The Pope, an Argentinian citizen, who is the first non-European pope in the last 1000 years of papacy, has been known for his reformist ideas and practices, including a public empathy toward the Liberation theology, which has some clear connections with socialist ideas.
"The marketplace by itself cannot resolve every problem, however much we are asked to believe this dogma of neoliberal faith," Pope Francis wrote, criticising neoliberalism, the latest form of capitalist theory, in his encyclical, an ancient term to refer to popes’ circulating letters.
But Francis’ criticism was not limited to neoliberalism in his latest address, which he called Fratelli Tutti or Brothers All. He also targeted the untouchable notion of private property, which is one of the core principles of capitalism.
"The Christian tradition has never recognised the right to private property as absolute or inviolable and has stressed the social purpose of all forms of private property," he wrote.
In the past, on numerous occasions, the pope has indicated his leaning towards Liberation theology. It first emerged in Latin America, a largely Catholic continent with serious economic inequalities, deliberately fighting some of capitalism’s core principles.
Experts see the Liberation theology as a synthesis between Catholicism’s religious teachings of compassion and socialist ideas, which have long politically resonated with the poor in Latin America.
In this 2000 photo, Argentina's Archbishop Jorge Mario Bergoglio (Pope Francis) speaks during a Mass in honor of slain priest Carlos Mugica, an advocate of Liberation theology, who was assassinated by the Argentine Anti-Communist Alliance, in 1974.

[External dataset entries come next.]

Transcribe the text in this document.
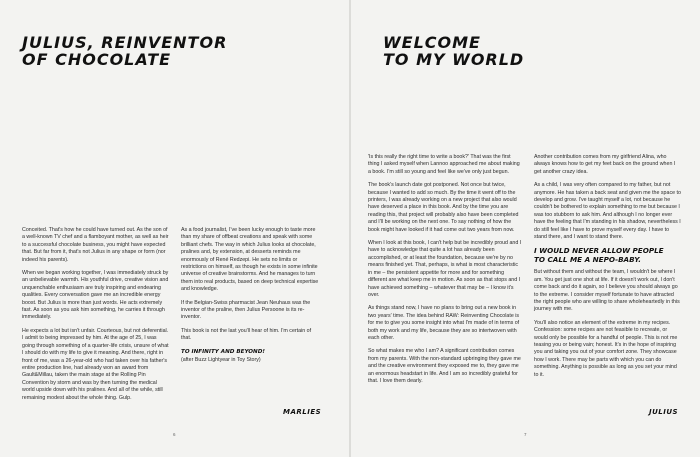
JULIUS, REINVENTOR
OF CHOCOLATE

Conceited. That's how he could have turned out. As the son of a well-known TV chef and a flamboyant mother, as well as heir to a successful chocolate business, you might have expected that. But far from it, that's not Julius in any shape or form (nor indeed his parents).

When we began working together, I was immediately struck by an unbelievable warmth. His youthful drive, creative vision and unquenchable enthusiasm are truly inspiring and endearing qualities. Every conversation gave me an incredible energy boost. But Julius is more than just words. He acts extremely fast. As soon as you ask him something, he carries it through immediately.

He expects a lot but isn't unfair. Courteous, but not deferential. I admit to being impressed by him. At the age of 25, I was going through something of a quarter-life crisis, unsure of what I should do with my life to give it meaning. And there, right in front of me, was a 26-year-old who had taken over his father's entire production line, had already won an award from Gault&Millau, taken the main stage at the Rolling Pin Convention by storm and was by then turning the medical world upside down with his pralines. And all of the while, still remaining modest about the whole thing. Gulp.

As a food journalist, I've been lucky enough to taste more than my share of offbeat creations and speak with some brilliant chefs. The way in which Julius looks at chocolate, pralines and, by extension, at desserts reminds me enormously of René Redzepi. He sets no limits or restrictions on himself, as though he exists in some infinite universe of creative brainstorms. And he manages to turn them into real products, based on deep technical expertise and knowledge.

If the Belgian-Swiss pharmacist Jean Neuhaus was the inventor of the praline, then Julius Persoone is its re-inventor.

This book is not the last you'll hear of him. I'm certain of that.

TO INFINITY AND BEYOND!

(after Buzz Lightyear in Toy Story)

MARLIES
6
WELCOME
TO MY WORLD

'Is this really the right time to write a book?' That was the first thing I asked myself when Lannoo approached me about making a book. I'm still so young and feel like we've only just begun.

The book's launch date got postponed. Not once but twice, because I wanted to add so much. By the time it went off to the printers, I was already working on a new project that also would have deserved a place in this book. And by the time you are reading this, that project will probably also have been completed and I'll be working on the next one. To say nothing of how the book might have looked if it had come out two years from now.

When I look at this book, I can't help but be incredibly proud and I have to acknowledge that quite a lot has already been accomplished, or at least the foundation, because we're by no means finished yet. That, perhaps, is what is most characteristic in me – the persistent appetite for more and for something different are what keep me in motion. As soon as that stops and I have achieved something – whatever that may be – I know it's over.

As things stand now, I have no plans to bring out a new book in two years' time. The idea behind RAW: Reinventing Chocolate is for me to give you some insight into what I'm made of in terms of both my work and my life, because they are so intertwoven with each other.

So what makes me who I am? A significant contribution comes from my parents. With the non-standard upbringing they gave me and the creative environment they exposed me to, they gave me an enormous headstart in life. And I am so incredibly grateful for that. I love them dearly.

Another contribution comes from my girlfriend Alina, who always knows how to get my feet back on the ground when I get another crazy idea.

As a child, I was very often compared to my father, but not anymore. He has taken a back seat and given me the space to develop and grow. I've taught myself a lot, not because he couldn't be bothered to explain something to me but because I was too stubborn to ask him. And although I no longer ever have the feeling that I'm standing in his shadow, nevertheless I do still feel like I have to prove myself every day. I have to stand there, and I want to stand there.

I WOULD NEVER ALLOW PEOPLE
TO CALL ME A NEPO-BABY.

But without them and without the team, I wouldn't be where I am. You get just one shot at life. If it doesn't work out, I don't come back and do it again, so I believe you should always go to the extreme. I consider myself fortunate to have attracted the right people who are willing to share wholeheartedly in this journey with me.

You'll also notice an element of the extreme in my recipes. Confession: some recipes are not feasible to recreate, or would only be possible for a handful of people. This is not me teasing you or being vain; honest. It's in the hope of inspiring you and taking you out of your comfort zone. They showcase how I work. There may be parts with which you can do something. Anything is possible as long as you set your mind to it.

JULIUS
7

Some have even described the main ideas of the movement in the famous phrase, “If Jesus Christ were on Earth today, he would be a Marxist revolutionary.”
“Probably the primary proponent of liberation theology today is Francis, the first Latin American pope,” wrote Rodney Stark, a Christian social scientist, in his book, The Triumph of Faith.

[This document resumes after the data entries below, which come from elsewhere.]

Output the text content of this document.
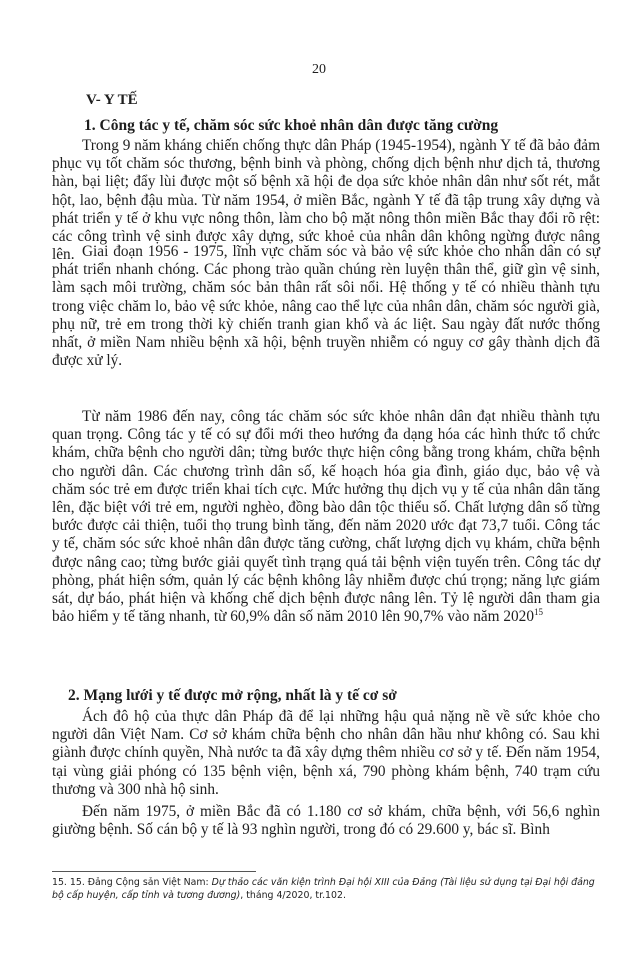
20
V- Y TẾ
1. Công tác y tế, chăm sóc sức khoẻ nhân dân được tăng cường

Trong 9 năm kháng chiến chống thực dân Pháp (1945-1954), ngành Y tế đã bảo đảm phục vụ tốt chăm sóc thương, bệnh binh và phòng, chống dịch bệnh như dịch tả, thương hàn, bại liệt; đẩy lùi được một số bệnh xã hội đe dọa sức khỏe nhân dân như sốt rét, mắt hột, lao, bệnh đậu mùa. Từ năm 1954, ở miền Bắc, ngành Y tế đã tập trung xây dựng và phát triển y tế ở khu vực nông thôn, làm cho bộ mặt nông thôn miền Bắc thay đổi rõ rệt: các công trình vệ sinh được xây dựng, sức khoẻ của nhân dân không ngừng được nâng lên. Giai đoạn 1956 - 1975, lĩnh vực chăm sóc và bảo vệ sức khỏe cho nhân dân có sự phát triển nhanh chóng. Các phong trào quần chúng rèn luyện thân thể, giữ gìn vệ sinh, làm sạch môi trường, chăm sóc bản thân rất sôi nổi. Hệ thống y tế có nhiều thành tựu trong việc chăm lo, bảo vệ sức khỏe, nâng cao thể lực của nhân dân, chăm sóc người già, phụ nữ, trẻ em trong thời kỳ chiến tranh gian khổ và ác liệt. Sau ngày đất nước thống nhất, ở miền Nam nhiều bệnh xã hội, bệnh truyền nhiễm có nguy cơ gây thành dịch đã được xử lý.

Từ năm 1986 đến nay, công tác chăm sóc sức khỏe nhân dân đạt nhiều thành tựu quan trọng. Công tác y tế có sự đổi mới theo hướng đa dạng hóa các hình thức tổ chức khám, chữa bệnh cho người dân; từng bước thực hiện công bằng trong khám, chữa bệnh cho người dân. Các chương trình dân số, kế hoạch hóa gia đình, giáo dục, bảo vệ và chăm sóc trẻ em được triển khai tích cực. Mức hưởng thụ dịch vụ y tế của nhân dân tăng lên, đặc biệt với trẻ em, người nghèo, đồng bào dân tộc thiểu số. Chất lượng dân số từng bước được cải thiện, tuổi thọ trung bình tăng, đến năm 2020 ước đạt 73,7 tuổi. Công tác y tế, chăm sóc sức khoẻ nhân dân được tăng cường, chất lượng dịch vụ khám, chữa bệnh được nâng cao; từng bước giải quyết tình trạng quá tải bệnh viện tuyến trên. Công tác dự phòng, phát hiện sớm, quản lý các bệnh không lây nhiễm được chú trọng; năng lực giám sát, dự báo, phát hiện và khống chế dịch bệnh được nâng lên. Tỷ lệ người dân tham gia bảo hiểm y tế tăng nhanh, từ 60,9% dân số năm 2010 lên 90,7% vào năm 2020$^{15}$

2. Mạng lưới y tế được mở rộng, nhất là y tế cơ sở

Ách đô hộ của thực dân Pháp đã để lại những hậu quả nặng nề về sức khỏe cho người dân Việt Nam. Cơ sở khám chữa bệnh cho nhân dân hầu như không có. Sau khi giành được chính quyền, Nhà nước ta đã xây dựng thêm nhiều cơ sở y tế. Đến năm 1954, tại vùng giải phóng có 135 bệnh viện, bệnh xá, 790 phòng khám bệnh, 740 trạm cứu thương và 300 nhà hộ sinh.

Đến năm 1975, ở miền Bắc đã có 1.180 cơ sở khám, chữa bệnh, với 56,6 nghìn giường bệnh. Số cán bộ y tế là 93 nghìn người, trong đó có 29.600 y, bác sĩ. Bình

15. 15. Đảng Cộng sản Việt Nam: Dự thảo các văn kiện trình Đại hội XIII của Đảng (Tài liệu sử dụng tại Đại hội đảng bộ cấp huyện, cấp tỉnh và tương đương), tháng 4/2020, tr.102.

Some of the pope’s remarks at different events appear to confirm Stark’s assumption.
“Solidarity, this word that frightens the developed world. People try to avoid saying it. Solidarity to them is almost a bad word. But it is our word!” he said during an address at ‘Astalli Centre’ Jesuit refugee service in Rome on September 10, 2013.

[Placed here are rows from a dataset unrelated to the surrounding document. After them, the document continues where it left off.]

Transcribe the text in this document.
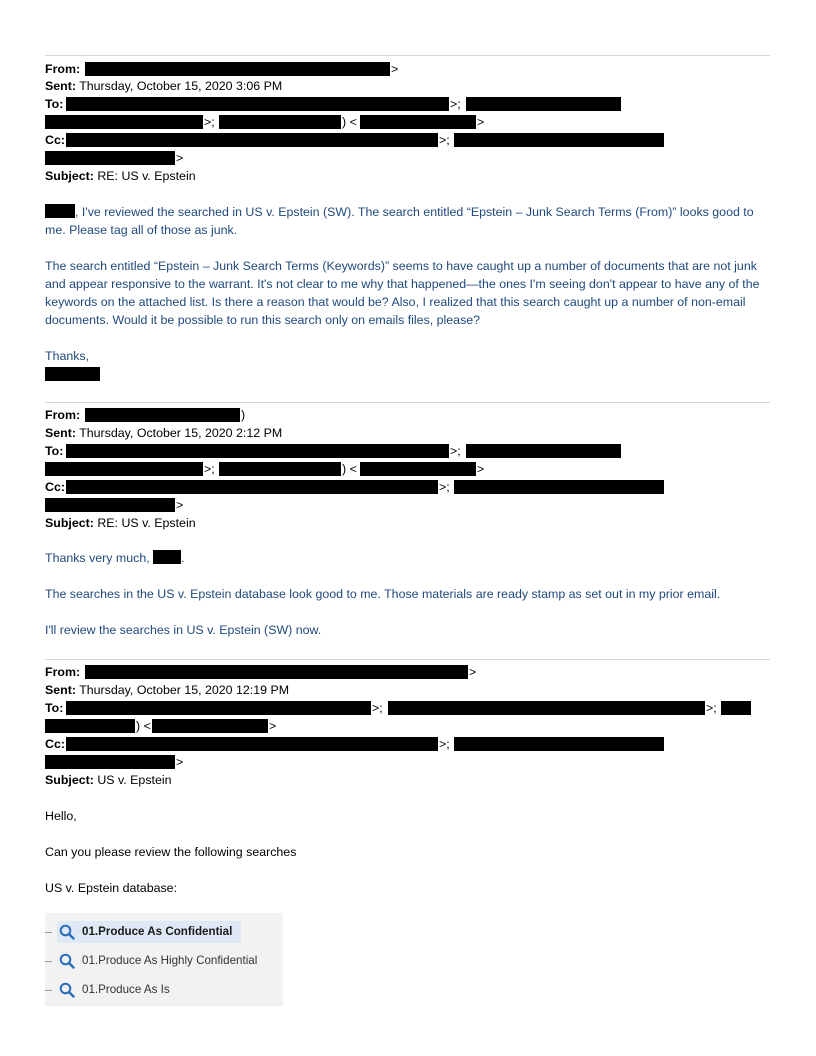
From:	>
Sent: Thursday, October 15, 2020 3:06 PM
To:	>;
>;	) <	>
Cc:	>;
>
Subject: RE: US v. Epstein
, I've reviewed the searched in US v. Epstein (SW). The search entitled “Epstein – Junk Search Terms (From)” looks good to me. Please tag all of those as junk.
The search entitled “Epstein – Junk Search Terms (Keywords)” seems to have caught up a number of documents that are not junk and appear responsive to the warrant. It's not clear to me why that happened—the ones I'm seeing don't appear to have any of the keywords on the attached list. Is there a reason that would be? Also, I realized that this search caught up a number of non-email documents. Would it be possible to run this search only on emails files, please?
Thanks,
From:	)
Sent: Thursday, October 15, 2020 2:12 PM
To:	>;
>;	) <	>
Cc:	>;
>
Subject: RE: US v. Epstein
Thanks very much, .
The searches in the US v. Epstein database look good to me. Those materials are ready stamp as set out in my prior email.
I'll review the searches in US v. Epstein (SW) now.
From:	>
Sent: Thursday, October 15, 2020 12:19 PM
To:	>;	>;
) <	>
Cc:	>;
>
Subject: US v. Epstein
Hello,
Can you please review the following searches
US v. Epstein database:
01.Produce As Confidential
01.Produce As Highly Confidential
01.Produce As Is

“Serving means recognising and accepting requests for justice and hope, and seeking roads together, real paths that lead to liberation,” he added.
Pope Francis’ take on capitalism is obviously different from the one taken by the Catholic Church, which mostly backed the US-led capitalist bloc against the Soviet Union-led communist bloc during the years of the Cold War.
The US Ronald Reagan administration, which was partly credited for helping end communism, with its maximum pressure strategy against the Soviets, hadlong viewed the Vatican as its ally against the communist threat.
Cardinal Joseph Ratzinger, the Vatican’s chief heresy-fighter, who was also the previous pope before Pope Francis, during a news conference at the Vatican Sept. 3, 1984. Ratzinger commented on the document, released by the Vatican, which denounces Marxist-based liberation theology as a threat to Roman Catholicism.
But Pope Francis’ stance makes him no closer to Washington, which concurrently defends free markets without most possible least restrictions.
“An unfettered pursuit of money rules. This is the ‘dung of the devil’. The service of the common good is left behind,” said the Pope in 2015 during a speech at the Second World Meeting of Popular Movements.
“Once capital becomes an idol and guides people’s decisions, once greed for money presides over the entire socioeconomic system, it ruins society, it condemns and enslaves men and women, it destroys human fraternity, it sets people against one another and, as we clearly see, it even puts at risk our common home, sister and mother earth,” the pope added, echoing a socialist politician.
In 2015, Francis visited Cuba, one of the few standing communist states after the fall of the Soviets. It was a first for the Vatican.
In Buenos Aires, where the 84-year-old pope used to live as its archbishop, he reportedly cooked his own meals and used public transportation to work.
In his letter, Francis also condemned the increasing reach of racist movements in strong terms, resembling them to the Covid-19.
“Racism is a virus that quickly mutates and, instead of disappearing, goes into hiding, and lurks in waiting,” he wrote.